Ruckus on the budget
Kelly said she appreciated the Legislature adopted a budget bill with funding for the state water plan, deposited cash in the state’s rainy day fund, set aside resources to pay debt and invested in infrastructure and public safety.
She questioned why the Legislature failed to include a budget blueprint for K-12 education in the bill and ignored her plea to expand Medicaid eligibility along with 40 other states.
The governor also expressed frustration the bill set the stage for reopening the “Bank of KDOT.” It was a reference to previous state budgets that financed all sorts of expenditures by raiding highway funding that was to flow into the Kansas Department of Transportation.
She line-item vetoed from House Bill 2184 an earmark directing KDOT tax dollars to Wichita State University, Kansas State University and the University of Kansas for use on transportation research.
“The Legislature should fund these research efforts through a different manner,” Kelly said. “My administration is willing to work with those who would like to ensure that innovative transportation research is supported in our higher education institutions, but not by reopening the Bank of KDOT.”
Kelly also vetoed a section creating a legislative committee with authority to review applications from cities and counties for a share of $55 million available in each of the next four years to attract federal grants. The money would provide matching funding to cities and counties applying for federal infrastructure aid.
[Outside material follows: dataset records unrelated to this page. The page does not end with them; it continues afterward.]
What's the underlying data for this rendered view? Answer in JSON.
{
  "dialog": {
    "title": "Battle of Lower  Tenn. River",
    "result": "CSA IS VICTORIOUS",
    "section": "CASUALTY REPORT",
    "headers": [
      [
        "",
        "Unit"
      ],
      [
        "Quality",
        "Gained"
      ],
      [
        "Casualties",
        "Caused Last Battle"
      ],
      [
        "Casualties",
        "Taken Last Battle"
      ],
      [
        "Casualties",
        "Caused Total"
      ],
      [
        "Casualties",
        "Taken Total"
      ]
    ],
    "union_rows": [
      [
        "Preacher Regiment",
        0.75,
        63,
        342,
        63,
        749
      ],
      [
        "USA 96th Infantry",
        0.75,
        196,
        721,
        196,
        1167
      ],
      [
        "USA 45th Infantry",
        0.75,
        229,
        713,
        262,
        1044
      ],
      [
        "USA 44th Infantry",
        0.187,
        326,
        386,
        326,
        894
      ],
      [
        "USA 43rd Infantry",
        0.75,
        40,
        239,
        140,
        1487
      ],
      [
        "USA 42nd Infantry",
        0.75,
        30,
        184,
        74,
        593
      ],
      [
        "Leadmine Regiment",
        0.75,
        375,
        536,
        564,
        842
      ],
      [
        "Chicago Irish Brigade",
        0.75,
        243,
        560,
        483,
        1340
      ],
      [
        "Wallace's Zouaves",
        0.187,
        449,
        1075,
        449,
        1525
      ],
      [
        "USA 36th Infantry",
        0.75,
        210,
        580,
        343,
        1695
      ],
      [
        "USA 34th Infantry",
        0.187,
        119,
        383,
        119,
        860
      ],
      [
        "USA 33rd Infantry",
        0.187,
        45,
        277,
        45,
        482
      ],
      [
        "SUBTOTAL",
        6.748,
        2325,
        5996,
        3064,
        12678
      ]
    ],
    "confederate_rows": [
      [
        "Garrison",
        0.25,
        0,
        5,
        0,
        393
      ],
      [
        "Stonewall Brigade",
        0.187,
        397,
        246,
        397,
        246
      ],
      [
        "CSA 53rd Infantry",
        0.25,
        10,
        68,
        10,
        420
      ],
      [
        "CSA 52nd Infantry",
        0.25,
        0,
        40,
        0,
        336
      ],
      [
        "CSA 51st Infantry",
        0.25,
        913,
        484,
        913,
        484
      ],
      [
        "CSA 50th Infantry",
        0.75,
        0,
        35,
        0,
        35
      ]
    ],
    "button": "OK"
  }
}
She said the approach adopted by the Legislature unnecessarily complicated the process by inserting a bureaucratic 10-member committee into the conversation.
“We want to make sure that we’re not setting up something that is going to discourage the locals from applying,” said Proffitt, the governor’s budget director.
The governor likewise vetoed a proviso forbidding Kansas colleges and universities from considering diversity, equity and inclusion objectives in campus hiring. She said the clause made it more difficult to attract a skilled workforce to serve a diverse student body.
“Between individual bills and the line-items in the budget, the governor has used her veto pen over 20 times,” said Masterson, the Senate president. “As Joe Biden prepares to launch his re-election bid, it is apparent that the governor seems to be following in his footsteps by doing whatever the radical left asks of her, rather than honoring her pledge to meet us in the middle.”